Aujourd'hui, le musée d'Orsay sable le champagne. Citons le catalogue de l'exposition: «Rien n'eût été possible sans les premières recherches faites dans les années 70, à la demande du Quai d'Orsay, par les services de la Direction des musées de France.» Mieux: «Des recherches approfondies avaient été entreprises par la DMF (...) afin de tenter de retrouver trace des éventuels propriétaires.» Magnifique.

Parlons-en, des recherches approfondies. A l'époque, il suffisait - cela nous a pris quelques jours - de feuilleter les catalogues raisonnés (l'intégrale de référence de l'oeuvre d'un artiste), d'ouvrir les «cartons» de la documentation du musée d'Orsay. Et de conclure que la moitié de ces oeuvres avaient disparu de France entre 1942 et 1944. Cette seule information aurait autorisé juridiquement le Quai d'Orsay à réclamer les tableaux au titre du patrimoine. Pour retrouver les éventuelles familles d'ayants droit, il aurait fallu consulter les «archives Rose Valland», dont la Direction des musées de France avait la garde. Ces papiers oubliés étaient entreposés à Bois-Préau. Un foutoir. Un capharnaüm dont personne n'a jamais remué la poussière.

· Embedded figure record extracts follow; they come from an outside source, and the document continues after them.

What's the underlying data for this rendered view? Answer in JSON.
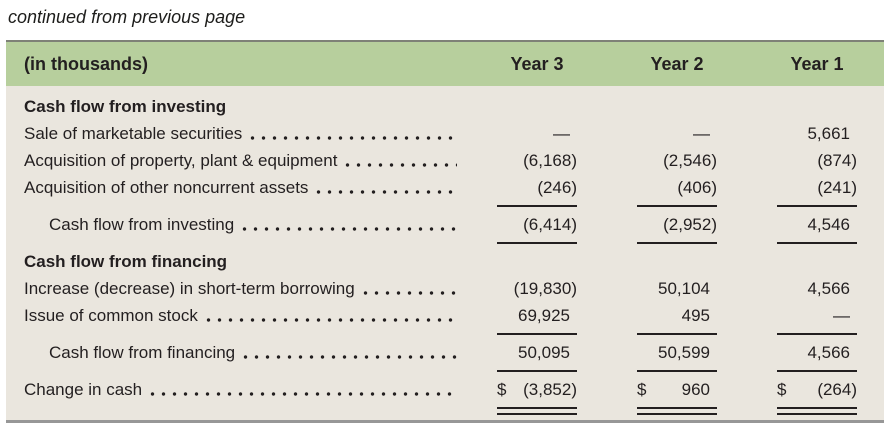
{
  "page": {
    "continued_note": "continued from previous page"
  },
  "colors": {
    "header_bg": "#b7cf9d",
    "body_bg": "#eae6de",
    "text": "#231f20",
    "rule": "#231f20",
    "table_top_border": "#7e8177",
    "table_bottom_border": "#979797"
  },
  "table": {
    "currency_symbol": "$",
    "header": {
      "label_col": "(in thousands)",
      "year_cols": [
        "Year 3",
        "Year 2",
        "Year 1"
      ]
    },
    "rows": [
      {
        "label": "Cash flow from investing",
        "bold": true
      },
      {
        "label": "Sale of marketable securities",
        "values": [
          "—",
          "—",
          "5,661"
        ]
      },
      {
        "label": "Acquisition of property, plant & equipment",
        "values": [
          "(6,168)",
          "(2,546)",
          "(874)"
        ]
      },
      {
        "label": "Acquisition of other noncurrent assets",
        "values": [
          "(246)",
          "(406)",
          "(241)"
        ],
        "underline": "single"
      },
      {
        "label": "Cash flow from investing",
        "indent": true,
        "gap_before": true,
        "values": [
          "(6,414)",
          "(2,952)",
          "4,546"
        ],
        "underline": "single"
      },
      {
        "label": "Cash flow from financing",
        "bold": true,
        "gap_before": true
      },
      {
        "label": "Increase (decrease) in short-term borrowing",
        "values": [
          "(19,830)",
          "50,104",
          "4,566"
        ]
      },
      {
        "label": "Issue of common stock",
        "values": [
          "69,925",
          "495",
          "—"
        ],
        "underline": "single"
      },
      {
        "label": "Cash flow from financing",
        "indent": true,
        "gap_before": true,
        "values": [
          "50,095",
          "50,599",
          "4,566"
        ],
        "underline": "single"
      },
      {
        "label": "Change in cash",
        "gap_before": true,
        "dollar": true,
        "values": [
          "(3,852)",
          "960",
          "(264)"
        ],
        "underline": "double"
      }
    ]
  }
}
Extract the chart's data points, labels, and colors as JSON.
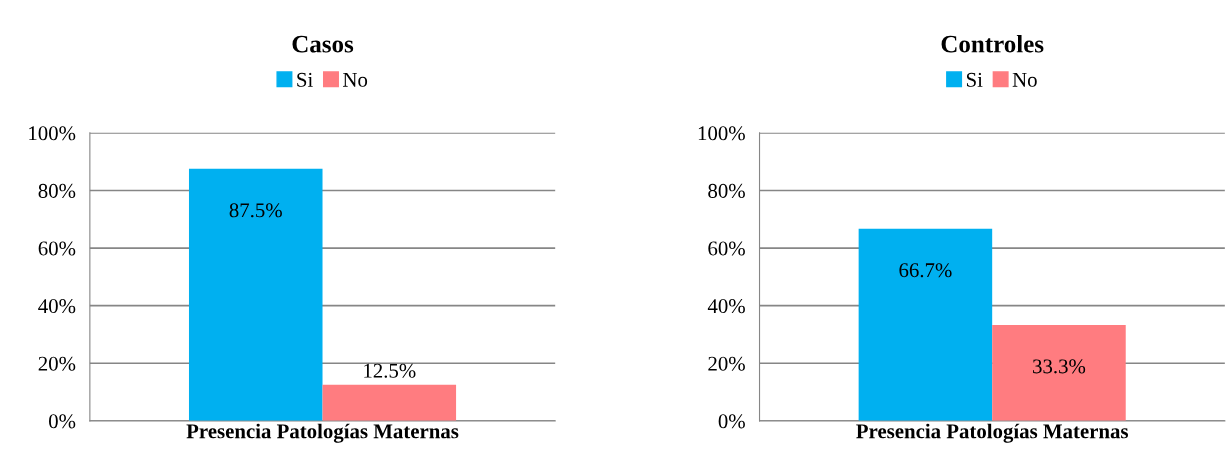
{
  "chart_data": [
    {
      "type": "bar",
      "title": "Casos",
      "categories": [
        "Presencia Patologías Maternas"
      ],
      "series": [
        {
          "name": "Si",
          "color": "#00b0f0",
          "values": [
            87.5
          ],
          "value_labels": [
            "87.5%"
          ]
        },
        {
          "name": "No",
          "color": "#ff7c80",
          "values": [
            12.5
          ],
          "value_labels": [
            "12.5%"
          ]
        }
      ],
      "ylim": [
        0,
        100
      ],
      "yticks": [
        {
          "value": 0,
          "label": "0%"
        },
        {
          "value": 20,
          "label": "20%"
        },
        {
          "value": 40,
          "label": "40%"
        },
        {
          "value": 60,
          "label": "60%"
        },
        {
          "value": 80,
          "label": "80%"
        },
        {
          "value": 100,
          "label": "100%"
        }
      ],
      "grid": "y",
      "legend": "top"
    },
    {
      "type": "bar",
      "title": "Controles",
      "categories": [
        "Presencia Patologías Maternas"
      ],
      "series": [
        {
          "name": "Si",
          "color": "#00b0f0",
          "values": [
            66.7
          ],
          "value_labels": [
            "66.7%"
          ]
        },
        {
          "name": "No",
          "color": "#ff7c80",
          "values": [
            33.3
          ],
          "value_labels": [
            "33.3%"
          ]
        }
      ],
      "ylim": [
        0,
        100
      ],
      "yticks": [
        {
          "value": 0,
          "label": "0%"
        },
        {
          "value": 20,
          "label": "20%"
        },
        {
          "value": 40,
          "label": "40%"
        },
        {
          "value": 60,
          "label": "60%"
        },
        {
          "value": 80,
          "label": "80%"
        },
        {
          "value": 100,
          "label": "100%"
        }
      ],
      "grid": "y",
      "legend": "top"
    }
  ]
}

Après les révélations de L'Express, le Quai d'Orsay aura un bon réflexe: récupérer les «archives». Les rapatrier à Paris, puis les classer. Condition sine qua non de l'identification. Très vite, leur travail débouche sur des résultats. Grâce aux Affaires étrangères, sur les 28 oeuvres de Berlin-Est, 7 d'entre elles ont déjà été restituées à deux familles. Les Raphael-Leygues habitaient au 80, avenue Foch, à Paris, avant que leur hôtel particulier soit réquisitionné par Otto Brandl, l'un des dirigeants de la Gestapo en France. Les Rothschild avaient mis dans un garde-meuble quelques objets d'art, avant que les nazis viennent se servir. Il reste donc 21 tableaux en quête de propriétaires. Avis aux candidats. C'est l'objet de cette exposition.